According to David Wagner, an entomologist at the University of Connecticut who was not involved with the new study, the caterpillar’s reliance on spiders presents one of nature’s most improbable connections. “It is remarkable that a caterpillar would tie its fate to a spider — a clear and present danger for both caterpillar and moth alike,” Dr. Wagner said. He’s aware of only one other moth species that frequents spider webs. But that species is a vegetarian that snacks on plant material caught in the web.

Dr. Rubinoff first encountered the bone collector caterpillar in 2008 when he examined a web inside a tree hollow. The caterpillars are incredibly rare. More than 150 field surveys in the area have yielded only 62 bone collector specimens.

The scientists determined that the bone collector belongs to Hyposmocoma, a diverse genus of small moth species only found in Hawaii. During their larval stage, Hyposmocoma caterpillars spin protective cases of silk that resemble everything from candy wrappers to cigars.

Like hermit crabs, these caterpillars carry their cases with them as they move before emerging from them as full grown moths. Some species decorate their mobile homes with bits of wood, algae and shells to blend into their environments.

The bone collector caterpillar puts a macabre spin on the practice. Using silk, the caterpillar weaves bits of the dead insects it encounters on the spider’s web. The researchers have identified parts from six families of insects attached to the caterpillars, including weevil heads and beetle abdomens. The caterpillar even incorporates pieces of exoskeleton molted by their arachnid neighbors.

Dr. Rubinoff and his colleagues brought several bone collectors back to their lab. They were surprised by how picky the caterpillars were when it came to adorning their cases. “These caterpillars are able to discern differences in objects in their environment,” Dr. Rubinoff said. The larval moths eschewed other available detritus, choosing to harvest exclusively from insect corpses.

But not any remains will do. The caterpillar uses its mandibles to carefully rotate and probe prospective body parts. Those that are too big are chewed down to a more comfortable size.

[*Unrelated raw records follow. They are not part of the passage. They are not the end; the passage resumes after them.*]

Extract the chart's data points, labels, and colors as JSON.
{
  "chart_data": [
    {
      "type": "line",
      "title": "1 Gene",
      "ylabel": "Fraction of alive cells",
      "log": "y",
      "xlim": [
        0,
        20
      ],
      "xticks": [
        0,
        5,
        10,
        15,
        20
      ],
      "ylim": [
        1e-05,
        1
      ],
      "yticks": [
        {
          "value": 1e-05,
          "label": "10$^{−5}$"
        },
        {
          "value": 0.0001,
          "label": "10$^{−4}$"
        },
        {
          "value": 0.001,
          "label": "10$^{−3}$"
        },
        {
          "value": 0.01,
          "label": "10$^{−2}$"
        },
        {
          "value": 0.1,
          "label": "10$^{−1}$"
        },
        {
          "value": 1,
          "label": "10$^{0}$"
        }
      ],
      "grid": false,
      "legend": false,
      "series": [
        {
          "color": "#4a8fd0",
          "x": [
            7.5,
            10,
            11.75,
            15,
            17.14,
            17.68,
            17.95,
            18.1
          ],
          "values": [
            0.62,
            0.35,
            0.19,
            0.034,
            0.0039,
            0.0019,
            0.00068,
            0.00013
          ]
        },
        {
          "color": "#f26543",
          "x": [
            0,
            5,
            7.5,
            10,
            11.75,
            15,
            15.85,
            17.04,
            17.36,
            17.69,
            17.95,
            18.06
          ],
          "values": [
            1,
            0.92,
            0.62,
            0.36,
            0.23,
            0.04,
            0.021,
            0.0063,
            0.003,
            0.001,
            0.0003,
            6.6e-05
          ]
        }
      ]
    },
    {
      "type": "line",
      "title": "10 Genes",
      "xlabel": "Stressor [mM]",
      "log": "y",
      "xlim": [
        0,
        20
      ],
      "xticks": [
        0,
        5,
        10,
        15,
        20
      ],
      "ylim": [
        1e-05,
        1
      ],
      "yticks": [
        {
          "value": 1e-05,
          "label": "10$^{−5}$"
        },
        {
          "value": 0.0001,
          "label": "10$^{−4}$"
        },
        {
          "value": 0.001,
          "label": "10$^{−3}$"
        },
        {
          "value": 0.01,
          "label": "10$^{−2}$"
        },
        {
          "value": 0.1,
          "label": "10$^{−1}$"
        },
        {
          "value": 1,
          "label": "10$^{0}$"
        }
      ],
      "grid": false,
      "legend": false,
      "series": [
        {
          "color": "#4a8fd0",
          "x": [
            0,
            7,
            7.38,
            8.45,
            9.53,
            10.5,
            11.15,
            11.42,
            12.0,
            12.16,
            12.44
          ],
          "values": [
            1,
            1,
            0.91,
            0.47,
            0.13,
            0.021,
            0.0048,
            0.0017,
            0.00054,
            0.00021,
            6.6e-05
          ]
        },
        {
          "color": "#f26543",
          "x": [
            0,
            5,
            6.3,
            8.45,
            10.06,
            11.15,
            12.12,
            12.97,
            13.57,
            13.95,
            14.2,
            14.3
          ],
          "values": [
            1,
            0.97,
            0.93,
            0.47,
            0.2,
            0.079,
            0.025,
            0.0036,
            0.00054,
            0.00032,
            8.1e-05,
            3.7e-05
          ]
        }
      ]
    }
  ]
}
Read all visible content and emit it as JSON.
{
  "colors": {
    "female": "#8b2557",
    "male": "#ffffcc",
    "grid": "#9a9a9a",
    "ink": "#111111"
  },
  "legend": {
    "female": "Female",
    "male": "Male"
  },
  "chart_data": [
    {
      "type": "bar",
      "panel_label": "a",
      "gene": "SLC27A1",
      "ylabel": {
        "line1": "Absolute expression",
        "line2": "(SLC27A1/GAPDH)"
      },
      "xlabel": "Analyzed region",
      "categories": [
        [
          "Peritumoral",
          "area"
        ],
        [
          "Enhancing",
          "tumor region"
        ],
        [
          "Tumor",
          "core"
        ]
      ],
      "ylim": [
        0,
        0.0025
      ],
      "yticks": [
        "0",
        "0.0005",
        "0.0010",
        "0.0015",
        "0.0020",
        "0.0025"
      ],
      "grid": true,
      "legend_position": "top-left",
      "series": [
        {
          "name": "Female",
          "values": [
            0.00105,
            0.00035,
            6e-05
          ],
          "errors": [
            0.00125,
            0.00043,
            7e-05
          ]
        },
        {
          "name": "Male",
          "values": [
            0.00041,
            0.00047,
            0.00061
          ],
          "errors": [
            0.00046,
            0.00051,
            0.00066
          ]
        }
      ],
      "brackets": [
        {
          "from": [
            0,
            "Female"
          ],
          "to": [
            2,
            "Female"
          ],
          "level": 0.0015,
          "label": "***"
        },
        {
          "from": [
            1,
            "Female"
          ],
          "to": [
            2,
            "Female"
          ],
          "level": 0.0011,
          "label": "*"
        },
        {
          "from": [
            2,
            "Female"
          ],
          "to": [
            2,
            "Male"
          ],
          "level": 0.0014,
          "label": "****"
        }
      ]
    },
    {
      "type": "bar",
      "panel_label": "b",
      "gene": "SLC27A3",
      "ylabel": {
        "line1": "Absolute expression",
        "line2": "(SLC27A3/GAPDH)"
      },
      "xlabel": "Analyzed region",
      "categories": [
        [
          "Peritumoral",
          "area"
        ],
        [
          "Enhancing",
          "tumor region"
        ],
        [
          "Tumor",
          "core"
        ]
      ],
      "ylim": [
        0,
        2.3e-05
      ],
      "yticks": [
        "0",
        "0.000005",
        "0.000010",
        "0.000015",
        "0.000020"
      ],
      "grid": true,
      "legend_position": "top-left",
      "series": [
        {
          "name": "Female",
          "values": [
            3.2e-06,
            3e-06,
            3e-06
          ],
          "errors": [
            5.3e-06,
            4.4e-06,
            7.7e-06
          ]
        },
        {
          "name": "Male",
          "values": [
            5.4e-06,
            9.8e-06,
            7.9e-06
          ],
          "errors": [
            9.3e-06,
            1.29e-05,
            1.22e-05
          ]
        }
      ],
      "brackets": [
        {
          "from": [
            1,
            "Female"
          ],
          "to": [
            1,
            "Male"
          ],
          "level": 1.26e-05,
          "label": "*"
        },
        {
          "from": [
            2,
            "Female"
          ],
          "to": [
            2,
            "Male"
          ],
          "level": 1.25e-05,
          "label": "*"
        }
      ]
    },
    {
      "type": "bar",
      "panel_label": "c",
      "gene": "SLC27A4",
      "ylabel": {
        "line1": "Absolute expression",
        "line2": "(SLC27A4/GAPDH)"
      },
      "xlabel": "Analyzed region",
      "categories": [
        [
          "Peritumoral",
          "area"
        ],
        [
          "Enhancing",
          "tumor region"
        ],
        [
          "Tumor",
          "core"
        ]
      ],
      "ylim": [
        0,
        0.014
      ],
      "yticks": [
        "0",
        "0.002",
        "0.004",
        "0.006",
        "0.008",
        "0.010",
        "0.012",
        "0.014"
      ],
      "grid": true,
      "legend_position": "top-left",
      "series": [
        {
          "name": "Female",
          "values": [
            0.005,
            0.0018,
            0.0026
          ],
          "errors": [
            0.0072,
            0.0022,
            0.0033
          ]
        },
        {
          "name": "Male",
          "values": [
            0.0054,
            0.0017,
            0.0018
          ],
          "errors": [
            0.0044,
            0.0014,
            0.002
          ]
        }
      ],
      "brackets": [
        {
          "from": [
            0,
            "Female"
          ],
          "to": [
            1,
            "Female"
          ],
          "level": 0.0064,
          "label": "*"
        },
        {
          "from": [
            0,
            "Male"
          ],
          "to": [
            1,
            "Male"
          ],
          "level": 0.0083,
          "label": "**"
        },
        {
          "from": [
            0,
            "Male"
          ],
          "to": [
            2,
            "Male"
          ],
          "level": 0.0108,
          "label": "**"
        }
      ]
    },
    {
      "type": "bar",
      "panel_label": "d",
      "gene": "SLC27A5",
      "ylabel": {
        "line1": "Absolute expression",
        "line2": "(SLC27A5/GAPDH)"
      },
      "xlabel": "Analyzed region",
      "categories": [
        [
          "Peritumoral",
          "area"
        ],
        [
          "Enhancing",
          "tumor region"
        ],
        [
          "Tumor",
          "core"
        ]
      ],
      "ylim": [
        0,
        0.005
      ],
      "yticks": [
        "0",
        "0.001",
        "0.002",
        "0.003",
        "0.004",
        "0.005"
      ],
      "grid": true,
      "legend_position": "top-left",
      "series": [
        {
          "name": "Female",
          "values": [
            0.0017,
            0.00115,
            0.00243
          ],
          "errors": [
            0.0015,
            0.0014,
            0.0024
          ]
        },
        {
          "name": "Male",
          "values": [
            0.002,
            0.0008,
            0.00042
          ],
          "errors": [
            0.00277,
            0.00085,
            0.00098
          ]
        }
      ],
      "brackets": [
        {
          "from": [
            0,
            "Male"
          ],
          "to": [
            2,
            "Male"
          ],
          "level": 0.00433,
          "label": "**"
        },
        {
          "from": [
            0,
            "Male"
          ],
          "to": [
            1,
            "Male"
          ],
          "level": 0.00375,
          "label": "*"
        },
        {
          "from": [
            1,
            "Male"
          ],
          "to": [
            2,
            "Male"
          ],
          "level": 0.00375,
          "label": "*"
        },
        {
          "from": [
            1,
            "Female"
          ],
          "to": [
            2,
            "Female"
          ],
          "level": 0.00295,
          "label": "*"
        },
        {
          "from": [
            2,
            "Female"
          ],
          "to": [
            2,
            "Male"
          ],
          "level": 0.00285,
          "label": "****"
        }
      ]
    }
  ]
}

Bone collecting caterpillars are less picky about their diet. The team found the captive caterpillars would eat any insect prey they could catch — including one another.

However, they do have to contend with their eight-legged landlords. The team observed bone collector caterpillars frequenting the webs of at least four introduced spider species. The team posits that the caterpillar’s ghastly garb helps disguise them among the insects trapped in the web. Dr. Wagner suspects the caterpillars also undermine their culinary appeal by disguising themselves as “trash heaps” of objects the spiders didn’t scarf down.

The bone collector’s approach appears to work — the researchers never observed a spider consuming a bone collector or entangling one in silk.

The team studied the bone collector’s genetics and determined that it had most likely diverged from other carnivorous Hyposmocoma caterpillars more than five million years ago. This was millions of years before Oahu emerged from beneath the ocean, making it likely that the bone collector’s ancestors once lived on other islands.

The bone collector’s current slice of paradise may be at risk. While the caterpillar has adapted to thrive on webs spun by nonnative spider species, its habitat is threatened by invasive ants and parasitic wasps. According to Dr. Rubinoff, conservation attention is desperately needed to save Hawaii’s endemic arthropods, including its body-snatching caterpillars.